INTERIOR: Internally, the cow house is of three relatively large bays. That to the south has a pair of stalls, whilst in the central and northern bays there are three stalls each, facing the dividing panel. In all, this would have accommodated eight pairs of animals. Upstairs, the loft, reach by a vertical ladder and trapdoor, is a single open space. The king-post roof has double banks of staggered butt purlins.

HISTORY: The history of this particular structure is not documented, but on architectural grounds, a date of c. 1800 is likely. The cow house is now a detached building, standing between the Grade II listed stables complex to the west and the walled kitchen garden to the east. On the first edition Ordnance Survey map of 1879 it is clear that, when built, the cow house formed the southern end of a north-south range, which was part of a farm courtyard which lay against the stables complex. This range was later truncated, probably soon after 1879, when what had been an internal wall was reworked to form the new north, gable-end, wall of the cow house, and the north end of the roof was provided with a hip to match that at its south end.

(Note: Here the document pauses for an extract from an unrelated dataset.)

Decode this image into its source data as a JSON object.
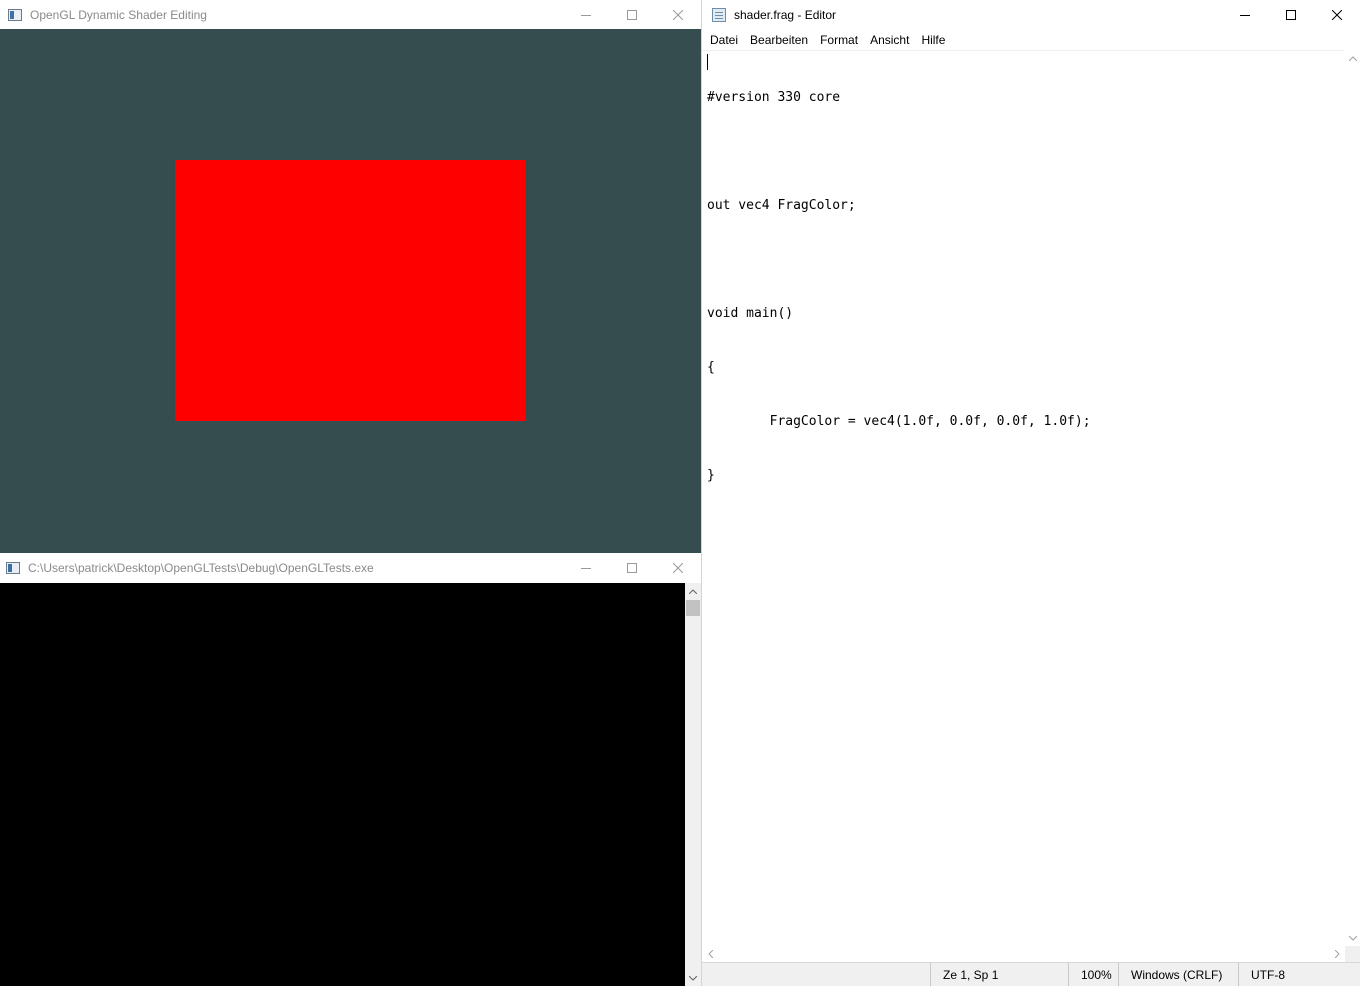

REASONS FOR DESIGNATION: The cow house at Aqualate Hall is designated at Grade II, for the following principal reasons:
* As a large, substantial and well-detailed cow house of c. 1800, possibly built to house parkland cattle
* Although it has been altered - what is now a free-standing building was once the end of a longer range - the cow house is otherwise little changed, and retains internal fittings including stalls
* As part of an unusually full and architecturally interesting set of estate buildings, including Grade II listed stables to one side of Aqualate Hall, itself listed at Grade II*.

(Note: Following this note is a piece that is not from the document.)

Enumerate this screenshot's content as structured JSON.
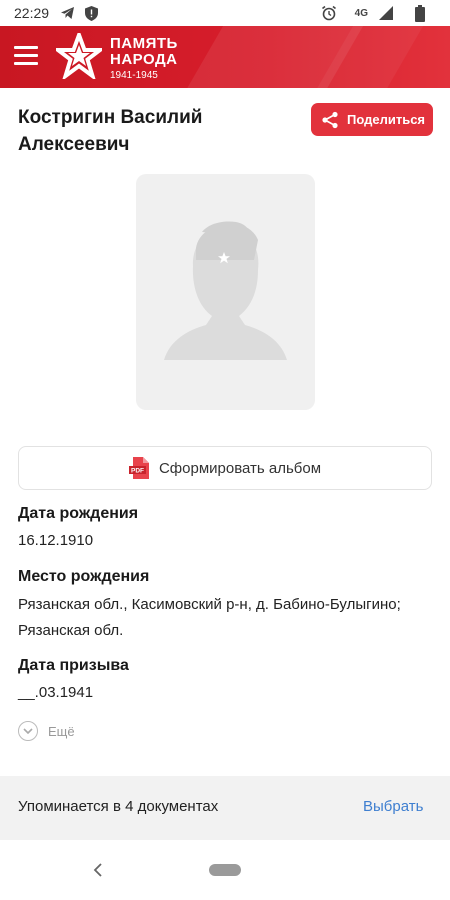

This text is from the original listing, and may not necessarily reflect the current setting of the building.

Reasons for Listing

The cow house at Aqualate Hall is designated at Grade II, for the following principal reasons:
* As a large, substantial and well-detailed cow house of c. 1800, possibly built to house parkland cattle
* Although it has been altered - what is now a free-standing building was once the end of a longer range - the cow house is otherwise little changed, and retains internal fittings including stalls
* As part of an unusually full and architecturally interesting set of estate buildings, including Grade II listed stables to one side of Aqualate Hall, itself listed at Grade II*.